Comme en novembre 2003, Tariq Ramadan propose de nouveau un "moratoire" sur les châtiments corporels dans les pays musulmans. La première fois, cet appel avait fait naître une polémique et avait permis une médiatisation qui lui fait aujourd’hui défaut. Il le relance donc. Moralité : gardons-nous de polémiquer et tâchons de décrypter.
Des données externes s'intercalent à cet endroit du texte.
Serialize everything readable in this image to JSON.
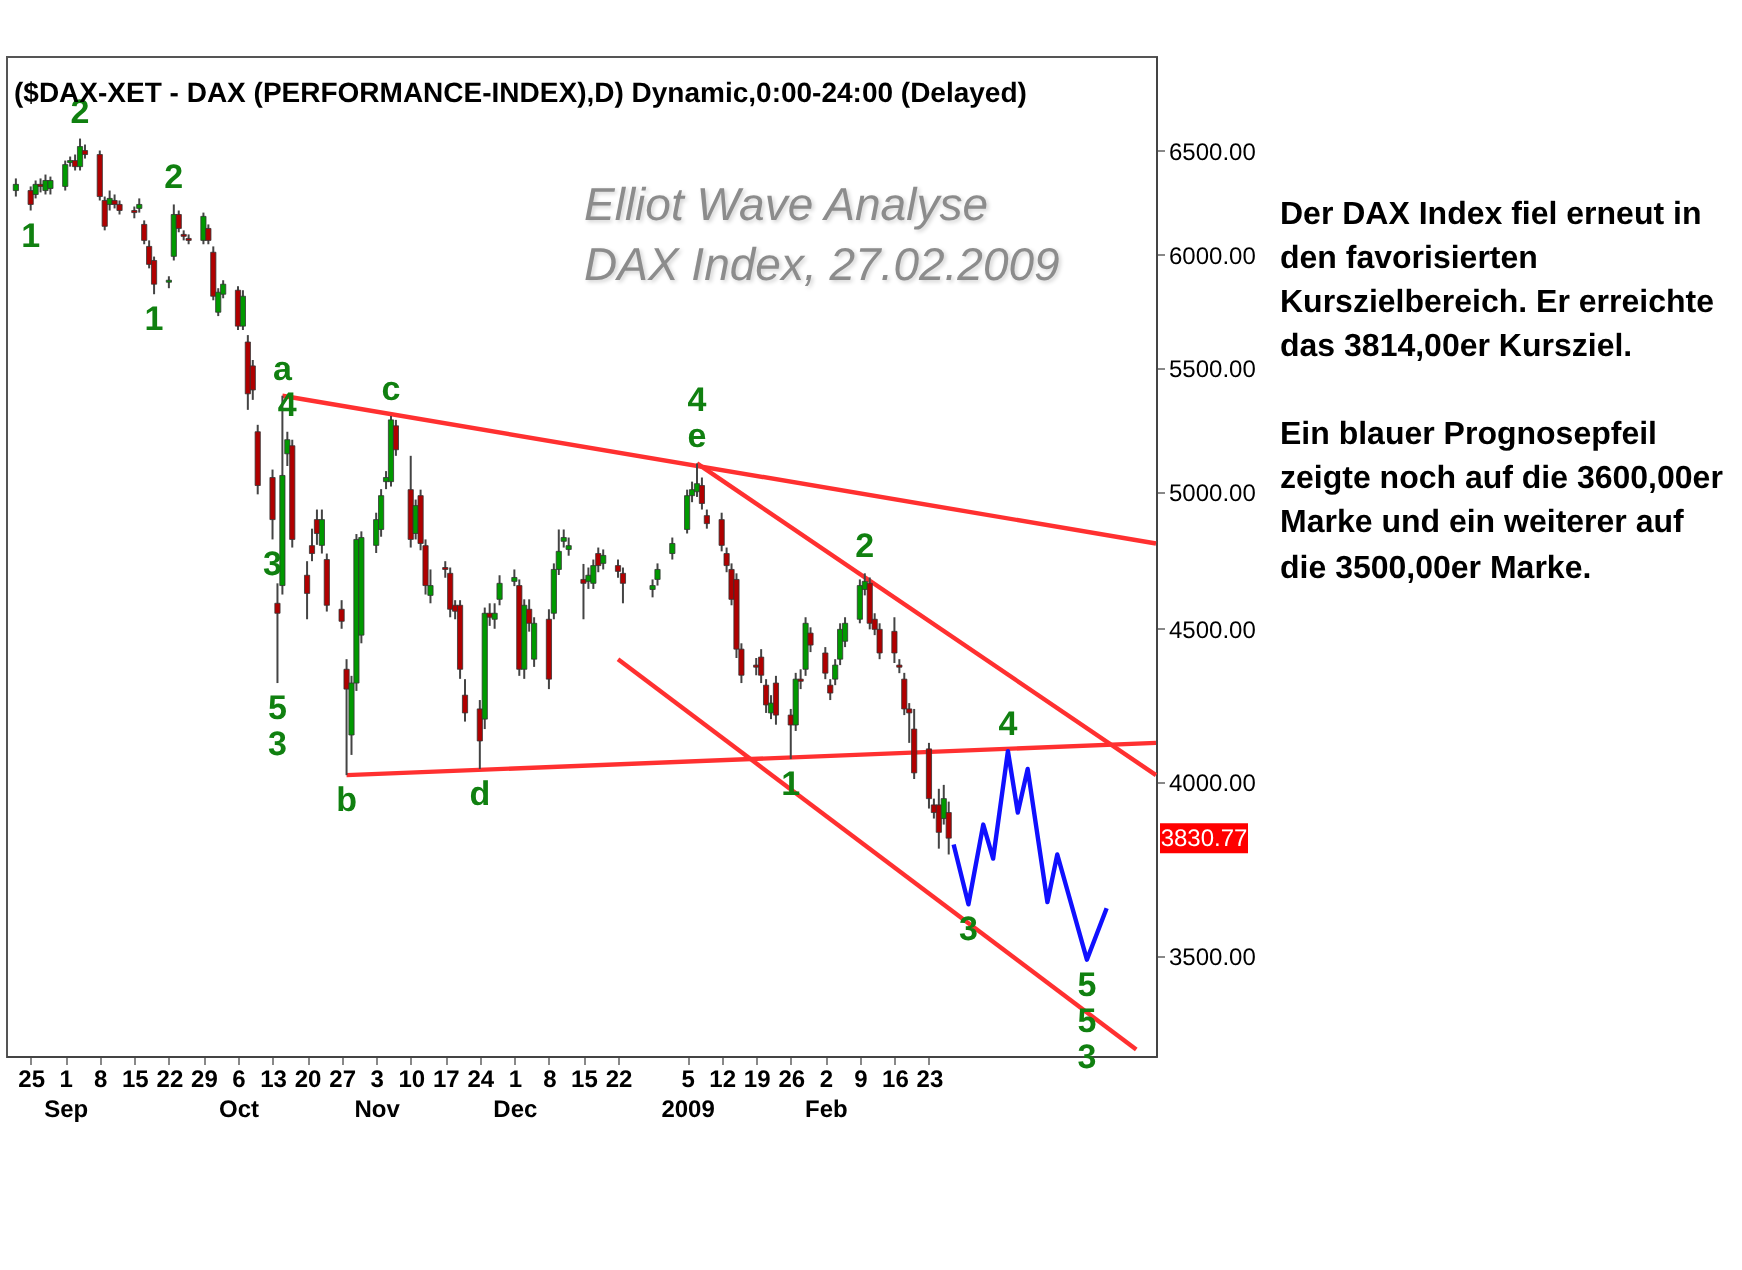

Cet appel contribue-t-il à stopper les châtiments corporels ou bien donne-t-il aux musulmans de France l’impression qu’il s’agit d’un sujet dont on peut débattre sans pour autant troubler ceux qui les pratiquent ? Observons que ce texte n’a qu’un seul signataire et qu’il n’est paru que dans deux journaux en arabe. Ne faut-il pas se réjouir qu’un prédicateur aussi écouté des musulmans européens lance un appel en faveur d’un moratoire sur la lapidation ? Si, bien sûr. Mais peut-on croire qu’un militant islamiste suisse, fût-il le petit-fils d’Hassan Al-Banna (fondateur des Frères musulmans) et l’ambassadeur européen de l’islam de ce mouvement, a le pouvoir de faire cesser les châtiments corporels et la lapidation au Nigeria, en Malaisie, au Soudan ? Certes, il s’y rend souvent, mais ces visites n’ont jamais réussi à y convaincre les islamistes ultra-radicaux de renoncer à ces pratiques bien qu’elles soient condamnés par le Coran. D’ailleurs, si ces traditions étaient effectivement islamiques, Tariq Ramadan ne les combattrait pas ! En fait, en bon réformateur-fondamentaliste, Ramadan propose de mettre ces pratiques entre parenthèse. La proposition de moratoire est une demande entrant dans la rhétorique classique des Frères musulmans : donner de faux airs de modernité à ce qui demeure une proposition conservatrice coupant l’herbe sous le pied des musulmans modernistes, lesquels exigent l’abandon immédiat de pratiques indignes. Ce que veut Ramadan, c’est une délibération entre savants musulmans pour débattre du caractère islamique de la lapidation ou du fait de battre sa femme, or la majorité de ces savants y sont favorables. Au lieu d’appeler à un moratoire, pourquoi ne pas essayer de convaincre les théologiens qui soutiennent ces pratiques et qu’il côtoie ?
En réalité, le « moratoire » de Tariq Ramadan n’a que deux effets, plus nocifs que positifs : d’abord de relancer le débat public ; ensuite de contribuer à donner le sentiment aux musulmans européens (les seuls sur qui il a une emprise) qu’on peut tergiverser pour savoir s’il faut, ou non, lapider des adultères et battre sa femme.
« Pour un "moratoire" sur Ramadan », par Caroline Fourest, Le Monde, 19 avril 2005.